Appellate Division Reverses PERC Decision on Dynamic Status Quo

March 10, 2016  |  By: Joseph M. Hannon, Esq.

For many years, public employers were required to pay increments on an expiring salary guide for its unionized workforce under a doctrine known as the dynamic status quo.  This doctrine was created by the Public Employment Relations Commission (“PERC”) in interpreting the Employer-Employee Relations Act, N.J.S.A. 34:13A-1, et. seq.  Recently, PERC abandoned the dynamic status quo doctrine in two matters holding that the doctrine no longer served the purposes of prompt labor disputes.  Accordingly, public employers were not required to pay increments upon the expiration of a collective negotiations agreement.

In the companion cases of County of Atlantic and PBA Local 243, et. al. and Township of Bridgewater and PBA Local 174, the Appellate Division reversed  PERC and held that PERC acted outside of its legislative mandate in abandoning the dynamic status quo.

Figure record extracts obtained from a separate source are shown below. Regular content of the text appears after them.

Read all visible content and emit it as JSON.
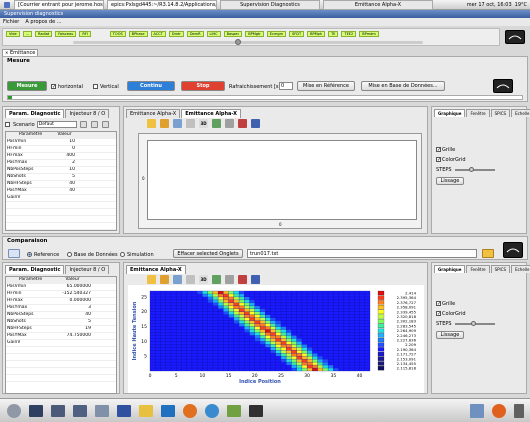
{
  "titlebar": {
    "tabs": [
      "[Courrier entrant pour jerome.hosselet@cea",
      "epics:Pxlsgd445:~/R3.14.8.2/Applications/",
      "Supervision Diagnostics",
      "Emittance Alpha-X"
    ],
    "clock": "mer 17 oct, 16:03",
    "weather": "19°C"
  },
  "window_title": "Supervision diagnostics",
  "menu": [
    "Fichier",
    "A propos de ..."
  ],
  "status_chips": [
    "Vide",
    "...",
    "Radiat",
    "Faisceau",
    "RFI",
    "TOOS",
    "BPhase",
    "ACCT",
    "Dmtr",
    "DemR",
    "LIHC",
    "Baspec",
    "BPMgtr",
    "Ecmgm",
    "SFDT",
    "BPMph",
    "TE",
    "TEE2",
    "BPmdm"
  ],
  "emittance_tab": "Emittance",
  "mesure": {
    "title": "Mesure",
    "mesure_btn": "Mesure",
    "horizontal": "horizontal",
    "vertical": "Vertical",
    "continu_btn": "Continu",
    "stop_btn": "Stop",
    "rafraich_label": "Rafraichissement [s]",
    "rafraich_value": "0",
    "mise_ref_btn": "Mise en Référence",
    "mise_bdd_btn": "Mise en Base de Données..."
  },
  "left_tabs": [
    "Param. Diagnostic",
    "Injecteur 8 / O"
  ],
  "scenario_label": "Scenario",
  "scenario_value": "Defaut",
  "param_headers": [
    "Paramètre",
    "Valeur"
  ],
  "params_top": [
    {
      "name": "PosVmin",
      "value": "10"
    },
    {
      "name": "HFmin",
      "value": "0"
    },
    {
      "name": "HFmax",
      "value": "400"
    },
    {
      "name": "PosYmax",
      "value": "2"
    },
    {
      "name": "NbPosSteps",
      "value": "10"
    },
    {
      "name": "NbShots",
      "value": "5"
    },
    {
      "name": "NbHFSteps",
      "value": "40"
    },
    {
      "name": "PosYMax",
      "value": "40"
    },
    {
      "name": "GainV",
      "value": ""
    }
  ],
  "plot_tabs": [
    "Emittance Alpha-X",
    "Emittance Alpha-X"
  ],
  "side_tabs": [
    "Graphique",
    "Fenêtre",
    "SPICS",
    "Echelle"
  ],
  "side_opts": {
    "grille": "Grille",
    "colorgrid": "ColorGrid",
    "steps": "STEPS",
    "lissage": "Lissage"
  },
  "plot_top": {
    "y_tick": "0",
    "x_tick": "0"
  },
  "comparaison": {
    "title": "Comparaison",
    "reference": "Reference",
    "bdd": "Base de Données",
    "simulation": "Simulation",
    "effacer_btn": "Effacer selected Onglets",
    "file_value": "trun017.txt"
  },
  "params_bottom": [
    {
      "name": "PosVmin",
      "value": "65.000000"
    },
    {
      "name": "HFmin",
      "value": "-152.540327"
    },
    {
      "name": "HFmax",
      "value": "0.000000"
    },
    {
      "name": "PosYmax",
      "value": "3"
    },
    {
      "name": "NbPosSteps",
      "value": "40"
    },
    {
      "name": "NbShots",
      "value": "5"
    },
    {
      "name": "NbHFSteps",
      "value": "19"
    },
    {
      "name": "PosYMax",
      "value": "74.750000"
    },
    {
      "name": "GainV",
      "value": ""
    }
  ],
  "heatmap_tab": "Emittance Alpha-X",
  "chart_data": {
    "type": "heatmap",
    "title": "",
    "xlabel": "Indice Position",
    "ylabel": "Indice Haute Tension",
    "xlim": [
      0,
      42
    ],
    "ylim": [
      0,
      27
    ],
    "x_ticks": [
      "0",
      "5",
      "10",
      "15",
      "20",
      "25",
      "30",
      "35",
      "40"
    ],
    "y_ticks": [
      "5",
      "10",
      "15",
      "20",
      "25"
    ],
    "colorscale_labels": [
      "2.414",
      "2.395,364",
      "2.376,727",
      "2.358,091",
      "2.339,455",
      "2.320,818",
      "2.302,183",
      "2.283,545",
      "2.264,909",
      "2.246,273",
      "2.227,636",
      "2.209",
      "2.190,364",
      "2.171,727",
      "2.153,091",
      "2.134,455",
      "2.115,818"
    ],
    "ridge": {
      "x_at_y0": 31,
      "x_at_ymax": 13,
      "width": 4.5
    }
  }
}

PERC utilized the tax cap levy law and the 2% cap on interest arbitration awards as reasons why the dynamic status quo doctrine no longer served the interests of the parties.  PERC, using its expertise in this area, reasoned that these restrictions on public employers put significant restrictions on the parties’ flexibility in negotiations.  Therefore, PERC determined that employers were not required to pay these increments.

The Appellate Division reasoned that PERC went too far in abandoning the dynamic status quo doctrine.  The court determined that the tax cap levy law and the cap on interest arbitration law did not prohibit the payment of increments on an expired collective negotiations agreement.  Further, the court indicated that PERC did not appropriately interpret the Act.  In essence, public employers are free to negotiate not paying the increments or determining other methods to recoup the salary increments.

The practical effect of the decision is that public employers will again be subject to the dynamic status quo doctrine.  Accordingly, unless negotiated otherwise, salary increments will have to be paid once a collective negotiations agreement has expired and an agreement on a successor contract has not been reached.